Mailing list ARC-DEV: Archives

Restricting Endpoint Graphs?

From: Will Daniels 
Subject: Restricting Endpoint Graphs?
Date: Thu, 10 Sep 2009 00:06:01 +0300


Hi Benji et al.,

I want to have a public SPARQL Endpoint (for SIOC data) at my site, but
there are some triples that I want to keep in the same store, but do not
want to make available to all and sundry via the endpoint (basically
people's email and perhaps also ip addresses).

Having scoured the ARC documentation, I could not see any existing
mechanism by which to achieve this, other than to partition the data
into separate stores. But I do not want to do that because it would make
things unnecessarily awkward for my application code. So I have been
trying to think of a simpler solution.

Now, trying to filter out individual triple patterns did not seem like a
sensible way to go, so I have firstly isolated the "private" data in a
specific graph. And so the natural requirement would then be to have a
way to exclude a certain graph from the endpoint queries.

However, on looking at the ARC2_StoreEndpoint class I'm thinking that
the opposite approach would in fact be easier - to restrict the endpoint
to querying a single "public" graph instead of excluding a "private"
one. It seems (and a quick test appears to validate the theory) that all
I would need to do then is to rewrite the dataset in adjustQueryInfos,
something like this:

  function adjustQueryInfos($infos) {
    /* limit */
    if ($max_l = $this->v('endpoint_max_limit', 0, $this->a)) {
      if ($this->v('limit', $max_l + 1, $infos['query']) > $max_l) {
        $infos['query']['limit'] = $max_l;
      }
    }
>>>>>
    /* wgd: new option restricting to single graph */
    if($restrict = $this->v('endpoint_single_graph', '', $this->a)) {
      $ngs = array($restrict); $dgs = array();
    }
    else {
      /* default-graph-uri / named-graph-uri */
      $dgs = $this->p('default-graph-uri', '', 1);
      $ngs = $this->p('named-graph-uri', '', 1);
    }
<<<<<
    if (count(array_merge($dgs, $ngs))) {
      $ds = array();
      foreach ($dgs as $g) {
.....
    return $infos;
  }

(NB: You could alternatively restrict to multiple graphs this way too.)

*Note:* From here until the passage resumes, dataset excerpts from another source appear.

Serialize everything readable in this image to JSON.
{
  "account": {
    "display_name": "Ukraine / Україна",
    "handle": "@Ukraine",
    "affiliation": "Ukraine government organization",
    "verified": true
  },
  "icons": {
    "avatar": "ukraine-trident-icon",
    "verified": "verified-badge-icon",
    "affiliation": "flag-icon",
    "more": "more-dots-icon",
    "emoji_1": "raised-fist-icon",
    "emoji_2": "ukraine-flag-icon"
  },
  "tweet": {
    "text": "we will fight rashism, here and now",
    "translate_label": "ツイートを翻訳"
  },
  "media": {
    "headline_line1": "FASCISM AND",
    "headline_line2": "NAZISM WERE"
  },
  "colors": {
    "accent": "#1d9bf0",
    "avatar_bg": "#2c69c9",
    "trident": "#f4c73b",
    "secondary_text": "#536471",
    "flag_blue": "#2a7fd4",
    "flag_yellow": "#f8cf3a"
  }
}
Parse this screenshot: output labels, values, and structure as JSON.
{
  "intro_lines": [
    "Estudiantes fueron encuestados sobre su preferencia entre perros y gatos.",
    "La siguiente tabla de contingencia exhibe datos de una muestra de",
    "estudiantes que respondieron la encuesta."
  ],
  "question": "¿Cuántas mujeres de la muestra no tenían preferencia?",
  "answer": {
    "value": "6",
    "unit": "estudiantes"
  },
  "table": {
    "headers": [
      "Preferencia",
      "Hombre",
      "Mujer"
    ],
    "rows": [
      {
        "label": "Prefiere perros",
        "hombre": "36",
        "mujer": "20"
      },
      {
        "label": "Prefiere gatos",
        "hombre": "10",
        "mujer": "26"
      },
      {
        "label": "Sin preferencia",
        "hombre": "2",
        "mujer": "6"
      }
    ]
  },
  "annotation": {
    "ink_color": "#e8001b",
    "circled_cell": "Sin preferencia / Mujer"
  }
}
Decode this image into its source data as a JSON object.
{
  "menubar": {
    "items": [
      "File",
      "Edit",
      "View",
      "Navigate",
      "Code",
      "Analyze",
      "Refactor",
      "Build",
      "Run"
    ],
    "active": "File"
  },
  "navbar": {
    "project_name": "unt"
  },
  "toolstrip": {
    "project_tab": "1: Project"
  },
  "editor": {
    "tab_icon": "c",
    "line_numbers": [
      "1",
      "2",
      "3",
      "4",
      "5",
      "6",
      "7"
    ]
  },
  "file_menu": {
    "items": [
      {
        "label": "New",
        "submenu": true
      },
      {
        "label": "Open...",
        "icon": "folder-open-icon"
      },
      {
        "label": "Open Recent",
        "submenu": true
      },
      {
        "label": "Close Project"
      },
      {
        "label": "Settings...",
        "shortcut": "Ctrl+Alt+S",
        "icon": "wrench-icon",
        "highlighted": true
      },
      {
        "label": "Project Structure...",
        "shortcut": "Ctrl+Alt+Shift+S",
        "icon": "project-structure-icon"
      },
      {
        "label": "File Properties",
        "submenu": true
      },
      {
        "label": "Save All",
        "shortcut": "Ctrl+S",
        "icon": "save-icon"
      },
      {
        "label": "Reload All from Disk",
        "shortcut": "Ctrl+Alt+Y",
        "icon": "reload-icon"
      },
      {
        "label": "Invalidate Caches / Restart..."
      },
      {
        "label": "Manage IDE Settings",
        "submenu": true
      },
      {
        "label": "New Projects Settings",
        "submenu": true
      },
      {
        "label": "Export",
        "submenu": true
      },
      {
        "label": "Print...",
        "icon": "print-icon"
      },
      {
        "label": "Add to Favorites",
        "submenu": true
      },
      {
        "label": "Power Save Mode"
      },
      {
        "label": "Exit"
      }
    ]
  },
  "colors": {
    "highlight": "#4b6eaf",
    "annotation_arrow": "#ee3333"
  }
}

But I don't know anything about whatever specifications may govern
SPARQL Endpoints, and thus whether causing it to behave like this (i.e.
potentially answering a different query than was submitted) would be an
issue.

Furthermore, I'm anxious to hear if anybody has better suggestions for
how to deal with the requirement in the first place.

Your thoughts please...?

Cheers,
Will